В гостиной к тому времени остались только мужчины. Эдвин сказал ей, что Ванесса увела подруг в свою комнату, и Делия поднялась на второй этаж. Из полуоткрытой двери доносился голос Фрэнки, читавшей стихи. Она тихонько заглянула внутрь; на одной из кроватей лежала Грейс, пристроив медноволосую голову на коленях у Ванессы; на другой сидела Фрэнки с книжкой в руках.

– Заходи, – радушно сказала она, прервавшись. – О чем вы там говорили? Он приставал к тебе?

– Господи, нет! – вспыхнула Делия. – Какие глупости.

– Ты все-таки будь осторожней, – подала голос Ванесса. – На всякий случай. Давай дальше, Фрэнки.

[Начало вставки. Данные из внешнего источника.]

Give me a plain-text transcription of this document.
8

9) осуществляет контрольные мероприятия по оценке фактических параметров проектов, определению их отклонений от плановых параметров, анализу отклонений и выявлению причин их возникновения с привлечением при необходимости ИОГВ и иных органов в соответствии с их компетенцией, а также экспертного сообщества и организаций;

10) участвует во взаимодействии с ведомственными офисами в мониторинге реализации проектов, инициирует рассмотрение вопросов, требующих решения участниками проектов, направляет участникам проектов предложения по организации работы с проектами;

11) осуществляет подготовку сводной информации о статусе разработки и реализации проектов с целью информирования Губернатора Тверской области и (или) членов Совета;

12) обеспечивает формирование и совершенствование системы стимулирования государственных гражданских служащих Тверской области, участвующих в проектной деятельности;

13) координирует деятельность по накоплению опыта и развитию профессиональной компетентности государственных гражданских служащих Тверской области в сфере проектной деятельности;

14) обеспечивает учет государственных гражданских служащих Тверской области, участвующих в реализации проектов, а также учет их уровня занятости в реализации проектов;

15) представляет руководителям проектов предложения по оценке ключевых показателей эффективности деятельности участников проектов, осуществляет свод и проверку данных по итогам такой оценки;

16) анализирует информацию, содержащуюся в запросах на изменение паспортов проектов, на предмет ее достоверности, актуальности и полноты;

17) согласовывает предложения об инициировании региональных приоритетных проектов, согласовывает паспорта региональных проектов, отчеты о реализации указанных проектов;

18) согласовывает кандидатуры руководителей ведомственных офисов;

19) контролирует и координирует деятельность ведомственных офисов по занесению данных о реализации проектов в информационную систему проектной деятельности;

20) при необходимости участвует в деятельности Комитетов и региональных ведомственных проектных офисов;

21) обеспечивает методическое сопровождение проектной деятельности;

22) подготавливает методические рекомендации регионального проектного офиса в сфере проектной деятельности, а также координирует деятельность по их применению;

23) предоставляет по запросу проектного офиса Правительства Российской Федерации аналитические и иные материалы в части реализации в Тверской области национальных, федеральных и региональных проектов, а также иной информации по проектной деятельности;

Она перелистнула страницу, и в тишине комнаты зазвучало пылко, вдохновенно:

В иной стране я свет увидел Божий;

Я черный, но душа моя бела;

Английский мальчик – ангел белокожий,

Меня же мама черным родила[41].

Никогда прежде Делия не слышала таких стихов: в них говорилось не о любви и не о красоте природы. «Нам черные даны лицо и тело, но это только временный покров».

– Он писал это больше ста лет назад, представляете? – сказала Ванесса. – А люди до сих пор не понимают такой простой мысли.

– А кто это? – спросила Делия.

– Уильям Блейк.

Тот художник, чьи картины так поразили ее тогда, в саду! Значит, он еще и стихи писал? Она стала слушать внимательно, пытаясь уловить общее между тем, что видела на иллюстрациях в книге, и тем, что звучало сейчас в стенах девичьей спальни. Стихотворения были разными: то лирическими, то грустными и даже мрачными, но в каждом чувствовалось присутствие Бога, который протягивает любящую руку тем, кто отчаялся.

– Какие светлые стихи, – произнесла она негромко, боясь разрушить настроение.

– Это только первая часть, – сказала Ванесса. – Потом он разочаровался в своих идеалах и написал новый цикл. Стихи в нем – как темные двойники предыдущих, даже названия повторяются. Он будто спорит с собой-прежним.

– Выходит, он утратил веру? – огорчилась Делия.

– Он всегда верил, но вера у него была своя. Об этом не расскажешь в двух словах.

Разочаровываться, ошибаться – как это было ей знакомо! Она тут же прониклась симпатией к этому художнику и поэту, который не стал стыдливо замарывать то, что писал прежде, а вместо этого ответил сам себе. И теперь он, и юный, и зрелый – здесь, под одной обложкой. В тоненькой книжке – целая жизнь.